Animals usually recover from the infection within 2-3 days. The short period of symptomatic disease, as well as the rapid spread of infection, will help farmers to differentiate winter dysentery from more serious ailments such as Johne’s Disease. In this sense, diagnosis of winter dysentery can often be a relief to farmers who fear much worse.


There is no obvious cure for winter dysentery, and in most cases we just have to wait for symptoms to ease and disappear.

However, it is crucial that infected animals are provided with adequate drinking water. If you suspect that animals are becoming dehydrated due to severe diarrhoea, you should administer electrolytes as quickly as possible.


As there is no cure for winter dysentery, we should do everything we can to prevent it from entering our herd in the first place.

When making a plan to prevent the disease from getting into our animal houses this winter, it is important to remember that infection is always introduced from an external source. Therefore, it is essential that we maintain good hygiene when entering and leaving the shed; and that we demand the same of others, be they vets, farm workers, family members or neighbours.

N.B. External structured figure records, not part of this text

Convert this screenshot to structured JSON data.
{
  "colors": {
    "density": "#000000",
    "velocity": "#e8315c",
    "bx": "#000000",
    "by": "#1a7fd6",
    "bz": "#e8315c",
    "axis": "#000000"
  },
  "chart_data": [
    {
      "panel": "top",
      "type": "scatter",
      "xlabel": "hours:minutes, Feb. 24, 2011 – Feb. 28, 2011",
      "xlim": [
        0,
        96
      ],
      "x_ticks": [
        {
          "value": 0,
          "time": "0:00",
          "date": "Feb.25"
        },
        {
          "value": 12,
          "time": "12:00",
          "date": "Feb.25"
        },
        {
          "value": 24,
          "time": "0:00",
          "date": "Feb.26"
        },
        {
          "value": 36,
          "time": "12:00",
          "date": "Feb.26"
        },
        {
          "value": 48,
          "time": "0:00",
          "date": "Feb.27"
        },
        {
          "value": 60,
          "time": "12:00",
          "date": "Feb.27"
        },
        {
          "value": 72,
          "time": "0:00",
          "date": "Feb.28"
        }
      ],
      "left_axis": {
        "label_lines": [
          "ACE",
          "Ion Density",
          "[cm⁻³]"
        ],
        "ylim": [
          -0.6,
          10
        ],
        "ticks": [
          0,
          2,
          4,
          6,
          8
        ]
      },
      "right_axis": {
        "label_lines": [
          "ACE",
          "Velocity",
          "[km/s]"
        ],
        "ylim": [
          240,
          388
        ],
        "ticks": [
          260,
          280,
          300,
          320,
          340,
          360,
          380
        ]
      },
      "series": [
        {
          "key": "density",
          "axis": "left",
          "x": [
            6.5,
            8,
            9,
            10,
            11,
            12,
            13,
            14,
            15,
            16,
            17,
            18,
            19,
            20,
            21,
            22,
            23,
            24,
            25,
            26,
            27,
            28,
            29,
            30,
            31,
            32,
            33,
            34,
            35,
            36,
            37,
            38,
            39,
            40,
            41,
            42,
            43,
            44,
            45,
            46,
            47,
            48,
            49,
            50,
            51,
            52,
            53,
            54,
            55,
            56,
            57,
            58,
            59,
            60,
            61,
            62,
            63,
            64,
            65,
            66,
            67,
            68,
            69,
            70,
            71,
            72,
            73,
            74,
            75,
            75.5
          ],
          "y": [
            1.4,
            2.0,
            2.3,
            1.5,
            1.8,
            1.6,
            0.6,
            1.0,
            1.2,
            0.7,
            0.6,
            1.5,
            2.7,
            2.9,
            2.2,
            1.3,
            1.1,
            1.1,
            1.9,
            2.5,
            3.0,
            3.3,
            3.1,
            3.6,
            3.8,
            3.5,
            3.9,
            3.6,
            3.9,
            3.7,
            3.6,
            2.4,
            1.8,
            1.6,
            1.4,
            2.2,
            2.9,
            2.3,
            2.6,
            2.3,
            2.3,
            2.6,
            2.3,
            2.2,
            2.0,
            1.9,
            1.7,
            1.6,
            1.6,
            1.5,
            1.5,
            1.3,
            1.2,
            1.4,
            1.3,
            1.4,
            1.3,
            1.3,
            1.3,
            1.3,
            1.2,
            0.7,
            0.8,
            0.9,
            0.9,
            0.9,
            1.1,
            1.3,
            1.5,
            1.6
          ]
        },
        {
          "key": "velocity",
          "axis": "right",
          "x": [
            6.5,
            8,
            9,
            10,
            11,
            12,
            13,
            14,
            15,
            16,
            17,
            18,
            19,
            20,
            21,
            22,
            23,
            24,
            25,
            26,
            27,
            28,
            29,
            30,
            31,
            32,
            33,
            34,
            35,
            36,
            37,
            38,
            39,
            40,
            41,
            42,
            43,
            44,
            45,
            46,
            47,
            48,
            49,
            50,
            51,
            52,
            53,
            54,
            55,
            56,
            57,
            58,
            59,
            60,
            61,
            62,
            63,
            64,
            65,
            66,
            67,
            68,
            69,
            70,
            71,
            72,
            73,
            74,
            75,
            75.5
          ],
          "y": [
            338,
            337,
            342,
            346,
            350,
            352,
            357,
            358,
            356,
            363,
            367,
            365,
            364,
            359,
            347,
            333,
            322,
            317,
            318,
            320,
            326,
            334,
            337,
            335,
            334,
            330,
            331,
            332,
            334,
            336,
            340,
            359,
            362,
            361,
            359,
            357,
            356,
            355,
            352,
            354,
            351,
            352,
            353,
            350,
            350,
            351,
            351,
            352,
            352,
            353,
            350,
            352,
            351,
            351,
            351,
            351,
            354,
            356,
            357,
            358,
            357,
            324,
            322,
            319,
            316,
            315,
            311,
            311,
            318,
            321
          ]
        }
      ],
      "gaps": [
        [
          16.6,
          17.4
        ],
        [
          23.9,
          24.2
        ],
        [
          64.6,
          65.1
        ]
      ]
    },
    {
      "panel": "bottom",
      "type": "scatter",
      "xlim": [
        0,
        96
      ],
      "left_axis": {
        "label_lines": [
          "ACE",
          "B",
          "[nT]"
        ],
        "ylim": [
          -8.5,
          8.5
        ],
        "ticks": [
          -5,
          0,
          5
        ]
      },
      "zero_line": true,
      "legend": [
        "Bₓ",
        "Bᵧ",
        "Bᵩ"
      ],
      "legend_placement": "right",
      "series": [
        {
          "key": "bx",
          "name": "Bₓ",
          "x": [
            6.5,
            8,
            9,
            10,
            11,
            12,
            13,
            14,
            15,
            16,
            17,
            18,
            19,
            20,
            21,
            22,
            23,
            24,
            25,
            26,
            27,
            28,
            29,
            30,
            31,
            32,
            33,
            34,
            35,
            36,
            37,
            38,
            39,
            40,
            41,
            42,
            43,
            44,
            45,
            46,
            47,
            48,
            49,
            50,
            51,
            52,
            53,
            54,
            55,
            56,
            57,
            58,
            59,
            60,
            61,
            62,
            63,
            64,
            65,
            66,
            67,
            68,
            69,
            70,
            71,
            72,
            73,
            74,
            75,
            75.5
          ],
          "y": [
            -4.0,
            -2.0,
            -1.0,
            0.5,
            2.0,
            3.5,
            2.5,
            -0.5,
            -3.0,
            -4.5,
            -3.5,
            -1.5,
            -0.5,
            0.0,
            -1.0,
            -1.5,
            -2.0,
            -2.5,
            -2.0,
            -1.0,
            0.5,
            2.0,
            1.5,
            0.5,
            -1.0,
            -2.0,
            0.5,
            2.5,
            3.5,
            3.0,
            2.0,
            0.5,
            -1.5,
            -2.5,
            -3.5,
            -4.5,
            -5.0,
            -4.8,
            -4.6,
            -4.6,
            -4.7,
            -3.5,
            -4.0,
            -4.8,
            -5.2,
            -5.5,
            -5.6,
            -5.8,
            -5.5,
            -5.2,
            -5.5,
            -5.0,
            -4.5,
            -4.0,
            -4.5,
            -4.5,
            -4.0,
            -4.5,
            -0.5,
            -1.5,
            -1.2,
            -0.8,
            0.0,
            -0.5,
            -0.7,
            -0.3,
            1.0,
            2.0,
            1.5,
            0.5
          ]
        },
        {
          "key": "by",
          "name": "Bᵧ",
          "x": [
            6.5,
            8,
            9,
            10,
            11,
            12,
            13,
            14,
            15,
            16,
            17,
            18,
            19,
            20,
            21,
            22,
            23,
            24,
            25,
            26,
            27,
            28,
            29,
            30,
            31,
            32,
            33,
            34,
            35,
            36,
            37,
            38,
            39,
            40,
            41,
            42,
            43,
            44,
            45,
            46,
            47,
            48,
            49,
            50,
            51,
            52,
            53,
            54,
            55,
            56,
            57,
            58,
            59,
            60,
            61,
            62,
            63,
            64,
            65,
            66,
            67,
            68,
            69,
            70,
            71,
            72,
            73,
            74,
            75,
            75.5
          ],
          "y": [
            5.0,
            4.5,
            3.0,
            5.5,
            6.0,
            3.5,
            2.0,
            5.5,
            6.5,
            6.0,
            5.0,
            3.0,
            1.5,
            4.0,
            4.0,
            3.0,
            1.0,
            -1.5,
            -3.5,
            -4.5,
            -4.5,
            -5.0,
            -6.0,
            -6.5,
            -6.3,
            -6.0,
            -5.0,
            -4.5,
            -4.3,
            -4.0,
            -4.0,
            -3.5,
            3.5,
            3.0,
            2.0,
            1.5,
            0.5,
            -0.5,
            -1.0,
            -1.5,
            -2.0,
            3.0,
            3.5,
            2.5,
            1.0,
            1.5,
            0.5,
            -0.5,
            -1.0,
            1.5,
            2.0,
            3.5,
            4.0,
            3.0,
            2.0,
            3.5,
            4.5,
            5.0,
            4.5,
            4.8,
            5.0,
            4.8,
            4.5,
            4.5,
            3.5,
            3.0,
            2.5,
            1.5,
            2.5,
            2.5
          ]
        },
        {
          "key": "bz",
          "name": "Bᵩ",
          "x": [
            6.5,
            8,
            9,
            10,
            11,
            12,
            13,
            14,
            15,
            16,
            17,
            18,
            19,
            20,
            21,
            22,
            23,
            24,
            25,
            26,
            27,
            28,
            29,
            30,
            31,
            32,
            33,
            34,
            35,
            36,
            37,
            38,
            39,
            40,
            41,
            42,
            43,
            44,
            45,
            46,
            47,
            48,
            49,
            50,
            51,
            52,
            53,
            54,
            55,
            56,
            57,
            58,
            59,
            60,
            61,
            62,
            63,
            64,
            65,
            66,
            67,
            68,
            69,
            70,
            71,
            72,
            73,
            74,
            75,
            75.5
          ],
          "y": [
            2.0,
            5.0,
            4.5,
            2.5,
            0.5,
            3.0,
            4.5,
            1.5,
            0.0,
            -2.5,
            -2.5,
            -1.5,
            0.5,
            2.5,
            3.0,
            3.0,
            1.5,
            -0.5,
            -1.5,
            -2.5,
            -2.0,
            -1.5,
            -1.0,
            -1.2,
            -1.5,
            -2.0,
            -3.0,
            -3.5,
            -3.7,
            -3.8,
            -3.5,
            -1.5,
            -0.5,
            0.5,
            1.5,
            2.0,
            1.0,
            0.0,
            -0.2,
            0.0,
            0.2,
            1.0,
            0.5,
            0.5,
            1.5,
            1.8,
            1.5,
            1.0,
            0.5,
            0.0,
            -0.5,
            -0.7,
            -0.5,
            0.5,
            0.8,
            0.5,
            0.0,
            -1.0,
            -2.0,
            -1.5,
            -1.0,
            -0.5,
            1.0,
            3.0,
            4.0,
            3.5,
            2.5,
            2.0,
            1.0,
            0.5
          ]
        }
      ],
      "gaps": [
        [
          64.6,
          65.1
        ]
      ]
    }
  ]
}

Having an isolation period for bought-in animals will also help to keep disease out. Keep recently bought animals in a separate house for at least a week before introducing to the main herd. Make sure to clean your hands and disinfect your boots when working with recently purchased livestock, or livestock from another farm.

Silver lining

While winter dysentery can be a nuisance, there are a couple of silver linings. First of all, as mentioned above, the disease is very rarely fatal. If an animal dies from it, they were most likely very ill to begin with.

In addition, once your animals have contracted it they should achieve herd immunity. This means that the herd should not contract it again for another five years at least.